On June 28, 1976, militants hijacked an Air France plane en route from Tel Aviv to Paris, diverted it to Entebbe, Uganda, and demanded that Israel release 40 prisoners, all of them Palestinians or supporters of their cause, including Archbishop Capucci. A week later, Israeli commandos rescued the hostages in a nighttime mission at the Entebbe Airport.
Archbishop Capucci’s time in prison came to an end in 1977, after elections that brought the right-leaning Likud Party to power. The new government said it would be willing to release him if the pope made a formal request. The pope requested his release on humanitarian grounds — he had been on several hunger strikes — and on Nov. 6, his sentence was commuted. He was put on a commercial flight to Rome, where he was met at the airport by a P.L.O. delegation.

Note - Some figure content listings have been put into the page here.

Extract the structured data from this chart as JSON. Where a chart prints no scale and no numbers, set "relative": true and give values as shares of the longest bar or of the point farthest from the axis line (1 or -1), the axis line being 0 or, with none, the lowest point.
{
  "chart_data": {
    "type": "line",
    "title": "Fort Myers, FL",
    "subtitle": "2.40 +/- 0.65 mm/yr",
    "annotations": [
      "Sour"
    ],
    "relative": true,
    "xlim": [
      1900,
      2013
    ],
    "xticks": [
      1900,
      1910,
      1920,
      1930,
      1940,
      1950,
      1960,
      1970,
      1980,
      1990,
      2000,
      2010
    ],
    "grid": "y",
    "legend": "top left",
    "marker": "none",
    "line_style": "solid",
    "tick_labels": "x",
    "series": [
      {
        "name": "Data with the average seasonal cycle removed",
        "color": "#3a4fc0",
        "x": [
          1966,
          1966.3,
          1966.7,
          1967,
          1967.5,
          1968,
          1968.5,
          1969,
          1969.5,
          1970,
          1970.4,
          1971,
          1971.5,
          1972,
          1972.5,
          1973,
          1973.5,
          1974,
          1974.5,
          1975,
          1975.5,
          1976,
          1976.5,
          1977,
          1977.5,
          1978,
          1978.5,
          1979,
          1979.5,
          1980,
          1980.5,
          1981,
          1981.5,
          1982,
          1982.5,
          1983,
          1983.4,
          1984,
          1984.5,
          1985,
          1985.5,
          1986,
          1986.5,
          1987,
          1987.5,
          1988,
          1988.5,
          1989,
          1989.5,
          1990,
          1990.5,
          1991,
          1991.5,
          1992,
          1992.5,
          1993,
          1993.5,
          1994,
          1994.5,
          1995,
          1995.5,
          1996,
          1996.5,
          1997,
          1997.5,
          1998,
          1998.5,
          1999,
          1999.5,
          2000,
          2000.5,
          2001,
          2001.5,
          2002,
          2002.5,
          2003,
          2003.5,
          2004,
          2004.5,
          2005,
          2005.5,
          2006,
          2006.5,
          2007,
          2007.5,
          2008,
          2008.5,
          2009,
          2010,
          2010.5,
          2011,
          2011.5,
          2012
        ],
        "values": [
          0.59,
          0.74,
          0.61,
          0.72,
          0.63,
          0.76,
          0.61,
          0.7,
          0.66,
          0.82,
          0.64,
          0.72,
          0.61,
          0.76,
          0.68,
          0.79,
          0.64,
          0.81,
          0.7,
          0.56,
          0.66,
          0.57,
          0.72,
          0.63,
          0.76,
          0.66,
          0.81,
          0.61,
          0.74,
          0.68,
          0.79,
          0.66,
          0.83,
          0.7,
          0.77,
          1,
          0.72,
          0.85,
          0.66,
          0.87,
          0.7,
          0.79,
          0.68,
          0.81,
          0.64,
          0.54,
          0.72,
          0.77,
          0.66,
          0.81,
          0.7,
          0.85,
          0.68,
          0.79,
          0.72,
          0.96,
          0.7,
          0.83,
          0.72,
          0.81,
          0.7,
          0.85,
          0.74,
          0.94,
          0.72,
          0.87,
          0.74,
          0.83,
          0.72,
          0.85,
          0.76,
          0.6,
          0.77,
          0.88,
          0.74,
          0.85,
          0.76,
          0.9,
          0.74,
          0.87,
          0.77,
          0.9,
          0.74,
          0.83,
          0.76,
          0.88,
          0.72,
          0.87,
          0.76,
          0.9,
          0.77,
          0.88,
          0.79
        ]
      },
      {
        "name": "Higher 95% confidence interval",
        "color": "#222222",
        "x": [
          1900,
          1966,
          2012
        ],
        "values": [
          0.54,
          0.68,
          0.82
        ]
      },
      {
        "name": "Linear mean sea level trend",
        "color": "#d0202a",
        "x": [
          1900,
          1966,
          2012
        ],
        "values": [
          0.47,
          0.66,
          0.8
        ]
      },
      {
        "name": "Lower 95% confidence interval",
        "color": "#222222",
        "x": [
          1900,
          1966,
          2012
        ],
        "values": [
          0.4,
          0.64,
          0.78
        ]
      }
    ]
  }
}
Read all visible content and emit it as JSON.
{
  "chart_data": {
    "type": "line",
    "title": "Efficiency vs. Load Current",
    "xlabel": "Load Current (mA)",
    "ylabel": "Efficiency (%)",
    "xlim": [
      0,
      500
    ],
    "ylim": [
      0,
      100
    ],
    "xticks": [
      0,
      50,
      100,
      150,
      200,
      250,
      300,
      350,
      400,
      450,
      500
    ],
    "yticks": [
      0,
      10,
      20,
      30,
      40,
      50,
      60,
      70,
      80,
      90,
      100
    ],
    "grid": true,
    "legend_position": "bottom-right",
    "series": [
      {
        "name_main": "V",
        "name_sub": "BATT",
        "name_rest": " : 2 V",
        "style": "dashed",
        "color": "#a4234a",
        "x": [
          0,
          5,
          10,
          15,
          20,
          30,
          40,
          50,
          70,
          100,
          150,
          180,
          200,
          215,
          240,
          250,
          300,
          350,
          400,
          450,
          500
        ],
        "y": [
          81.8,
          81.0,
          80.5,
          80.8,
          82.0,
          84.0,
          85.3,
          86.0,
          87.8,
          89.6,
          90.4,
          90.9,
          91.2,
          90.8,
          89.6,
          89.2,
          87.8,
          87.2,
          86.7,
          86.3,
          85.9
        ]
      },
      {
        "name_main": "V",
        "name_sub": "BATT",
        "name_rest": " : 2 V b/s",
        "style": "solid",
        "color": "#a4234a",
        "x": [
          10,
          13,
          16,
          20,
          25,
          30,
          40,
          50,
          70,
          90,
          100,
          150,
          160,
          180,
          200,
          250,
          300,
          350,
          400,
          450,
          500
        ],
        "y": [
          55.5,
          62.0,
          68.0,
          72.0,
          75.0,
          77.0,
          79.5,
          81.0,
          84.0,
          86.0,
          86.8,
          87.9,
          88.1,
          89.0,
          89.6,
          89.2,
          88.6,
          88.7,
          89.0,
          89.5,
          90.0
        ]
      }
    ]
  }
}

The release stipulated that Archbishop Capucci not be reassigned in the Middle East, and after an audience with the pope, he was sent to Latin America. He irritated the Vatican when, in January 1979, he went to Damascus to attend a meeting of the National Council of the Palestine Liberation Organization, of which he was a member. Nonetheless, Pope John Paul II transferred the archbishop to Western Europe later that year.
Archbishop Capucci maintained his activism in the region. He visited Americans held captive at the United States Embassy in Iran in 1979; accompanied the bodies of eight United States service members who were killed in an unsuccessful mission to free the hostages; and traveled to Iraq in 1990 to petition Saddam Hussein’s government to release a group of Italians after the invasion of Kuwait.
He was on board a Turkish-owned ship, part of a 2010 attempt to send relief to the blockaded Gaza Strip, when it was intercepted by Israeli forces.
Hilarion Capucci was born on March 2, 1922, in Aleppo, Syria, which was then under French control. He was ordained a priest in 1947 and appointed patriarchal vicar of Jerusalem and titular bishop of Caesarea in 1965.
In a 2010 interview with Al Jazeera, he said he had taken part in the Gaza aid effort “to meet the tortured, persecuted and wronged kinfolk in the strip to assure them that we are with them morally and spiritually.” He said his goal was “to establish a free, sovereign, independent state, with Jerusalem as its capital.”